И на следующее утро он помог полукровке погрузить его скромные пожитки – щербатое ружье, небольшую связку одежды (и опять они, даже не умея говорить друг с другом, совершили сделку, обменяв на сей раз пару кухонных посудин, кучку убогих вещичек в определенной пропорции и кое-что всеобъемлющее и абстрактное, включая жаровню, грубую койку, дом или его место – нечто – в обмен на одну крокодилову кожу) – в пирогу, а потом, усевшись на корточки, они, как двое детей, делящих палочки, разделили кожи, разложили их на две кипы, это тебе, это мне, две тебе, две мне, и полукровка погрузил свою часть и оттолкнулся от помоста, но снова остановился, хотя теперь он только опустил весло, взял что-то невидимое в обе руки и резко подбросил вверх, крикнув с вопросительной интонацией: «Бух? Бух?» и резко кивая головой полуобнаженному, покрытому жестокими рубцами человеку на помосте, который смотрел на него с каким-то мрачным спокойствием, говоря: «Конечно. Бух. Бух». Потом полукровка отчалил. Он больше не оглядывался. Они смотрели, как он удаляется, быстро и без устали работая веслом, вернее, смотрела женщина, заключенный уже отвернулся.

– Может быть, он пытался сказать нам, что мы тоже должны уехать? – спросила она.

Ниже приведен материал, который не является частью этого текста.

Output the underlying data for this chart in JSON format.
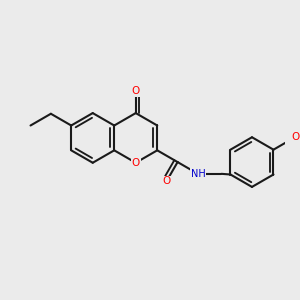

– Да, – сказал заключенный. – Я думал об этом вчера вечером. Дай-ка мне весло. – Она протянула ему весло, деревяшку, которую он строгал по ночам, еще не вполне готовую, хотя одного вечера хватило бы, чтобы закончить работу (он пользовался запасным веслом полукровки. Тот предложил ему оставить это весло у себя, может быть, бесплатно включить его в сделку вместе с жаровней, койкой и домом, но заключенный отказался. Может быть, он прикинул, на сколько крокодиловых кож оно потянет, и поставил против этого еще один вечер, проведенный за утомительной и кропотливой работой), и он тоже со своей веревкой и булавой отправился в путь, хотя и в другом направлении, словно его не устраивал просто отказ покинуть место, где, как его предупредили, его жизни будет угрожать опасность, но он еще и хотел установить и подтвердить бесповоротную окончательность своего отказа, проникнув в это опасное место еще дальше и глубже. И тут совершенно неожиданно неодолимая, яростная дремота одиночества тяжелым ударом обрушилась на него.